Mitos 1: Kita mati untuk memberi ruang bagi generasi muda.

Gen mementingkan diri sendiri, dan setiap tubuh individu adalah kendaraan untuk kumpulan gen. Gen-gen ini dipilih untuk mendukung kelangsungan hidup salinan mereka sendiri. Karena orang tua dan anak menggunakan sumber daya yang sama, kematian orang tua menciptakan ruang secara ekologis hanya untuk satu anak.

Setiap gen pada induk memiliki kemungkinan 50% untuk muncul pada keturunan ini. Tetapi memiliki kemungkinan 100% untuk muncul di induk, karena sudah ada di sana. Maka, tidak pernah ada dalam kepentingan evolusi orang tua untuk mati sehingga anak dapat menggantinya.

Mitos 2: Kita mati karena sel / DNA kita rusak karena usia.

Sel somatik kita (sel-sel yang merupakan bagian dari tubuh kita) memang mengalami mutasi sesekali ketika membelah. Mutasi ini dapat membunuh atau merusak sel, yang menjengkelkan tetapi umumnya tidak menjadi masalah besar karena kita dapat menghasilkan lebih banyak.

Namun, mutasi terburuk melakukan sesuatu yang jauh lebih berbahaya: mereka membantu sel untuk bertahan hidup dan berkembang biak. Begitulah cara Anda terkena kanker. Karena risiko ini terakumulasi dari waktu ke waktu, sel biasanya hanya diperbolehkan sejumlah divisi sebelum mereka menjalani penuaan seluler, yaitu mereka mati.

Tetapi gen yang menyebabkan penuaan seluler juga bisa berhenti bekerja. Jadi itulah salah satu cara kita menjadi tua: garis sel somatik kita bertambah tua, rusak dan bermutasi, dan beberapa menjadi kanker.

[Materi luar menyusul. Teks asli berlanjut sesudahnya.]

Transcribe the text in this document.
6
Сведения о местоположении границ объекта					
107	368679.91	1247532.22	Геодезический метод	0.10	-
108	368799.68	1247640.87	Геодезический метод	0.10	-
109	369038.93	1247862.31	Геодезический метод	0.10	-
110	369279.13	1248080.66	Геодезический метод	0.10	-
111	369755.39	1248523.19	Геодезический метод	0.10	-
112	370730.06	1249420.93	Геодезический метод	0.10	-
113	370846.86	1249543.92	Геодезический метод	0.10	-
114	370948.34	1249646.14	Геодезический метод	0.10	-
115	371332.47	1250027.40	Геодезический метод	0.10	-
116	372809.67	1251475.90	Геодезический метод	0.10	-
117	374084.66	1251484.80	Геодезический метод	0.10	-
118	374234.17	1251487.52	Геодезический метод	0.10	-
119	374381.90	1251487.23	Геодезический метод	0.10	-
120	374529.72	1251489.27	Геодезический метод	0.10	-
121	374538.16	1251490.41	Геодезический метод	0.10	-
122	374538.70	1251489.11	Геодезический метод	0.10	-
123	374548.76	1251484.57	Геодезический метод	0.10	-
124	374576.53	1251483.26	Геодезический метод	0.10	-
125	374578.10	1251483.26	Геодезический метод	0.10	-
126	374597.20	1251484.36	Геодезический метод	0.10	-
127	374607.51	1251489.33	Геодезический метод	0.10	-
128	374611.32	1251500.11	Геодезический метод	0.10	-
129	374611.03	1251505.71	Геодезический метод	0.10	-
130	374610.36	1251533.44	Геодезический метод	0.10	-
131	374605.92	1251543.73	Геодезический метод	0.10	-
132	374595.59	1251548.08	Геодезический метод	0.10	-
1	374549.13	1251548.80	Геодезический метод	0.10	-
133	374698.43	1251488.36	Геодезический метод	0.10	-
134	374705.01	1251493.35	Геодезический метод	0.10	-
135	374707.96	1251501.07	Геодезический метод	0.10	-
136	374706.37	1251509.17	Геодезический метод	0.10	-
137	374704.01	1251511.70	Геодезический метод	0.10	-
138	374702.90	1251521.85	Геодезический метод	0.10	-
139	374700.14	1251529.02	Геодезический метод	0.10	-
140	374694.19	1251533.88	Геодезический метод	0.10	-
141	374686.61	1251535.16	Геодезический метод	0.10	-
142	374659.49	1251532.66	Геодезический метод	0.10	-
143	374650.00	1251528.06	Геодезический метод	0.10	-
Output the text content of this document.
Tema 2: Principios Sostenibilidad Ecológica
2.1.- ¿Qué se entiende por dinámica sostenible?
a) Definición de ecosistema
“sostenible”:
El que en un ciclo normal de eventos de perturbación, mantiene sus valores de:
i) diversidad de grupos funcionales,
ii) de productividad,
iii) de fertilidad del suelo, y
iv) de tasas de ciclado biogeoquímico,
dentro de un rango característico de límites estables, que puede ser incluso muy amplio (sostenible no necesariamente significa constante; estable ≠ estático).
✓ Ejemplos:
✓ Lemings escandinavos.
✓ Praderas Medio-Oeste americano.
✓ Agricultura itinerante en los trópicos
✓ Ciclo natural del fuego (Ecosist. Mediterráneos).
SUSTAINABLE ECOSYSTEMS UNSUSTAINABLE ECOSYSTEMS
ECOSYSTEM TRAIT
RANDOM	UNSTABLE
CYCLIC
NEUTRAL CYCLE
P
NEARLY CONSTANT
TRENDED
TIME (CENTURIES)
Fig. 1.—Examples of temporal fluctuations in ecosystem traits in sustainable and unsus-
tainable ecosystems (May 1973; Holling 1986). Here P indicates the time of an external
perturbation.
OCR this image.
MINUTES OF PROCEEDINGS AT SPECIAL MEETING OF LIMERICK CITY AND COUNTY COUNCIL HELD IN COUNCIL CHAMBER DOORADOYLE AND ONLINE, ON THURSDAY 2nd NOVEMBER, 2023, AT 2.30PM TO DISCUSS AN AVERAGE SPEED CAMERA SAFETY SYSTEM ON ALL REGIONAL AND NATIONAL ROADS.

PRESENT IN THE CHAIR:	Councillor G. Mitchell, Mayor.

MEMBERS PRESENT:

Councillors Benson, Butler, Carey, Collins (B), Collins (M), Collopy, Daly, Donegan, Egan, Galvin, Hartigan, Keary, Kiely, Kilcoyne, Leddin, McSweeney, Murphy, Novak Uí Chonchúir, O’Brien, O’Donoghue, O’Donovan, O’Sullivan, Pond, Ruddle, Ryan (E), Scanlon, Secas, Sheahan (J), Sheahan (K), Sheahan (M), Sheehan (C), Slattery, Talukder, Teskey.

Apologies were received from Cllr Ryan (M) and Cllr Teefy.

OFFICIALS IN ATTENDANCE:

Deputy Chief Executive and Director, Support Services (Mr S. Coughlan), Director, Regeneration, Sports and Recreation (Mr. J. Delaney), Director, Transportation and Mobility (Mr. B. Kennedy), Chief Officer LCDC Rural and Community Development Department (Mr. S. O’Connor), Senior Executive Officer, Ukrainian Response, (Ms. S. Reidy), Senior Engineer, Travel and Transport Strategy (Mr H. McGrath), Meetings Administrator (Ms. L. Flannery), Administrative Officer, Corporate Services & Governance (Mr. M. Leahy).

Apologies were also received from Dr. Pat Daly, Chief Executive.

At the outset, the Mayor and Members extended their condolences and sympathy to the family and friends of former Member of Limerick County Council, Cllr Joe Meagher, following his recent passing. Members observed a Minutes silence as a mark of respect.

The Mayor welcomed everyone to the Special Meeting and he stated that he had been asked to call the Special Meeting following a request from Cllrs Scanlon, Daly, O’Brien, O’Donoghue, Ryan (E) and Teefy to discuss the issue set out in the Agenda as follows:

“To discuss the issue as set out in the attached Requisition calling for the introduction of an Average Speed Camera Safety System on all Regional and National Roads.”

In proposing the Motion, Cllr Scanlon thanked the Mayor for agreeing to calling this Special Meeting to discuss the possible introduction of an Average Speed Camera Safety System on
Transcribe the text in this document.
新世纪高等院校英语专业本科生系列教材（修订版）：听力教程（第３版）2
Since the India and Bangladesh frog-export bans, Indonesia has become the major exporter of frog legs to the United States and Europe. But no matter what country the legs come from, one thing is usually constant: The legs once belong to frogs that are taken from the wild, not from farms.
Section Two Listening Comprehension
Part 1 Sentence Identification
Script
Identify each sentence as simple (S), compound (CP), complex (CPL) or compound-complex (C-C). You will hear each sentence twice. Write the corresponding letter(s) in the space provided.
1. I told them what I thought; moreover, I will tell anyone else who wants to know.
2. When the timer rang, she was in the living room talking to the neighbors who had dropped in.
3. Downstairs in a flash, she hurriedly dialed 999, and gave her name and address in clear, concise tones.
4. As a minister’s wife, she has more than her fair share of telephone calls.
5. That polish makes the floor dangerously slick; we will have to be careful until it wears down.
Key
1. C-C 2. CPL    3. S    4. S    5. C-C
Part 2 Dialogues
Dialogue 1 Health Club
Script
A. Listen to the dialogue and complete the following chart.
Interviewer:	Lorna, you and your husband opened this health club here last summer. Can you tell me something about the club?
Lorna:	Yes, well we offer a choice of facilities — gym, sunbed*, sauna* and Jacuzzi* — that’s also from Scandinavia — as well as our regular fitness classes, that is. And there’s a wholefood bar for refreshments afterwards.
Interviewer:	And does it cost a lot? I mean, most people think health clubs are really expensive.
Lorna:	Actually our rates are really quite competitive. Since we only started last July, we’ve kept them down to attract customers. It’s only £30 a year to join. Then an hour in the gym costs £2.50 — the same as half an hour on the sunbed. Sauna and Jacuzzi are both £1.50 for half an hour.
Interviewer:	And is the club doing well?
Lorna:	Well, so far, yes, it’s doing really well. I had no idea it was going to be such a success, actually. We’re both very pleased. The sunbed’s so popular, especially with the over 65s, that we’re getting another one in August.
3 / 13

Mitos 3: Kita dilahirkan untuk mati, tetapi kita diciptakan untuk hidup


Suatu hari kita akan meninggalkan dunia fisik ini di mana, saat ini, kita merasa sangat betah. Teman dan kerabat kita akan mengumumkan kematian kita, tetapi mereka dapat mengatakan bahwa kita telah dilahirkan ke dalam kehidupan kekal.

Kita akan meninggalkan keberadaan yang membatasi ini di planet Bumi demi keberadaan kehidupan yang jauh lebih luas yang selamanya. Sama seperti bayi di dalam rahim yang tidak bisa membayangkan akan seperti apa kehidupan di luar rahim ibunya, jadi kita berjuang untuk membayangkan seperti apa kehidupan di sisi lain kubur.

Kita dapat mengatakan bahwa kelahiran pada saat kematian ini - kelahiran kedua - juga akan menjadi kelahiran terakhir kita. Kami dibuat untuk menikmati hidup bersama Tuhan. Itu adalah rencana Allah untuk Adam dan Hawa.

Mitos 4: Kita dilahirkan untuk beribadah pada sang Pencipta

Cobalah kita membuka lembaran-lembaran Al Qur’an dan kita jumpai pada surat Adz Dzariyat ayat 56. Di sana, Allah Ta’ala berfirman,

وَمَا خَلَقْتُ الْجِنَّ وَالْإِنْسَ إِلَّا لِيَعْبُدُونِ

“Dan Aku tidak menciptakan jin dan manusia melainkan supaya mereka beribadah kepada-Ku.” (QS. Adz Dzariyat: 56)

Mitos 5: tiada kelahiran dan kematian

Sang Buddha mengajarkan non-eksistensi dari ‘makhluk’, ‘individu’, ‘diri;, ‘kamu’, dan ‘aku’. Beliau mengajarkan bahwa tidak ada diri yang dilahirkan. Jadi masalah ‘mengapa kita dilahirkan?’ tidaklah nyata adanya.
Ada dua hari yang luar biasa dalam kehidupan seseorang, hari saat kita dilahirkan dan hari saat kita menemukan alasan kita dilahirkan (William Barclay)
Alkisah, terasinglah sebilah bambu dari rumpunnya. Dan kini bambu tersebut lahir sebagai wujud yang baru, yakni seruling. Ia dirundung duka dan kerinduan yang tak berkesudahan, setiap kali seruling ditiup, ia dirundung duka yang tak berkesudahan meskipun alunan nada darinya membuat sejuk setiap pasang telinga yang mendengar.


Berbahagialah, kita lahir ke dunia atas karunia Allah. Bersedihlah hanya karena rindu pada Allah, namun tetaplah bahagia di kala manusia menjalankan tugasnya di dunia.